The year was 2002. I was making a long drive in the middle of the night and I was starting to doze off. I realized I was going to fall asleep at the wheel if I didn’t get some sleep. I got off the freeway and headed to my brother’s home which was only a few miles from my current location.
When I arrived I let myself in through the garage (I knew the code) and started to fluff the couch pillows to get ready to crash, when I heard a few creaking steps behind me in the hallway. That is when it hit me. I KNEW my brother had a gun and, having mistaken me for an intruder, was going to shoot me. I cried out, “It's me, It's me, Jacob.” I heard the sigh of relief as he emerged holding a revolver.
Perhaps it is due to the TV and movies we watch but there seems to be a sick and sad tendency for American gun owners to shoot at Shapes, Shadows, and Sounds. This is also what I like to call, America's Triple S Disease.
I’ve even heard other instructors tell their students to “Shoot first and ask questions later.” When we imagine a “bad guy/gal” in our homes we almost seem to see ourselves sneaking through the house with our weapon checking rooms and clearing the space like we are Jason Bourne. If, we were Jason Bourne, and professional assassins had been sent to kill us, then I could see us taking on some tactics like that.
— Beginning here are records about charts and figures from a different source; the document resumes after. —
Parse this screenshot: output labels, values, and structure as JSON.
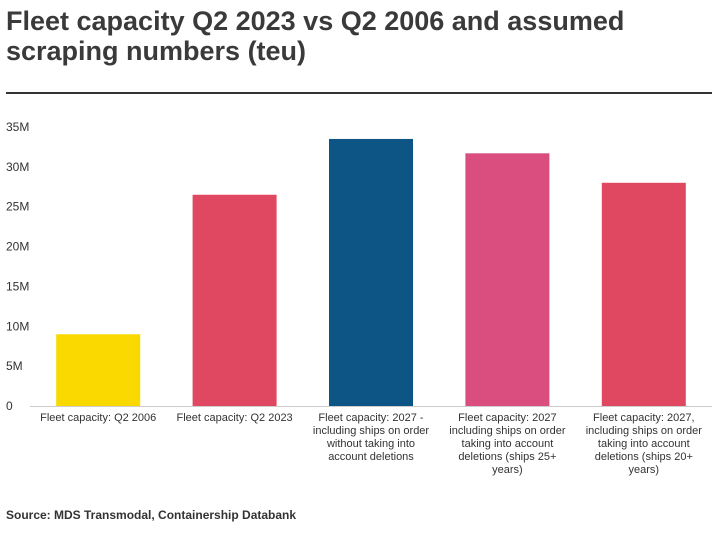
{
  "title": "Fleet capacity Q2 2023 vs Q2 2006 and assumed scraping numbers (teu)",
  "source": "Source: MDS Transmodal, Containership Databank",
  "chart_data": {
    "type": "bar",
    "title": "Fleet capacity Q2 2023 vs Q2 2006 and assumed scraping numbers (teu)",
    "xlabel": "",
    "ylabel": "",
    "ylim": [
      0,
      35000000
    ],
    "yticks": [
      "0",
      "5M",
      "10M",
      "15M",
      "20M",
      "25M",
      "30M",
      "35M"
    ],
    "ytick_values": [
      0,
      5000000,
      10000000,
      15000000,
      20000000,
      25000000,
      30000000,
      35000000
    ],
    "grid": false,
    "legend": "none",
    "categories": [
      "Fleet capacity: Q2 2006",
      "Fleet capacity: Q2 2023",
      "Fleet capacity: 2027 - including ships on order without taking into account deletions",
      "Fleet capacity: 2027 including ships on order taking into account deletions (ships 25+ years)",
      "Fleet capacity: 2027, including ships on order taking into account deletions (ships 20+ years)"
    ],
    "category_lines": [
      [
        "Fleet capacity: Q2 2006"
      ],
      [
        "Fleet capacity: Q2 2023"
      ],
      [
        "Fleet capacity: 2027 -",
        "including ships on order",
        "without taking into",
        "account deletions"
      ],
      [
        "Fleet capacity: 2027",
        "including ships on order",
        "taking into account",
        "deletions (ships 25+",
        "years)"
      ],
      [
        "Fleet capacity: 2027,",
        "including ships on order",
        "taking into account",
        "deletions (ships 20+",
        "years)"
      ]
    ],
    "values": [
      9000000,
      26500000,
      33500000,
      31700000,
      28000000
    ],
    "colors": [
      "#f9d900",
      "#e04862",
      "#0d5585",
      "#d94e7e",
      "#e04862"
    ]
  }
}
However, because most home intruders are nothing more than common thieves we probably need to up our game a bit, and consider a more tactical and practical home-defense strategy. Turn the lights on and call out to let the intruder(s) know that you are armed and ready to defend yourself, if necessary. Most intruders will let themselves out and look for a home that doesn’t have a prepared homeowner.
Shooting out of panic is usually never a good idea. When we panic and start shooting we can face sad consequences. Every year I get a dozen or so news stories I can share with my students about homeowners shooting their loved ones or friends having mistook them for someone willing to do harm.
Don’t forget that even outside of your own family, we don’t WANT to kill people. We would rather they just leave than having to face the emotional, financial, and potential legal consequences of having to fire a shot.
Finally, remember one of the cardinal rules of firearms safety: Know your target and what is around it. You can't know your target if you can't see it, whether it's dark or there is a barrier in between you. Always be sure of your target.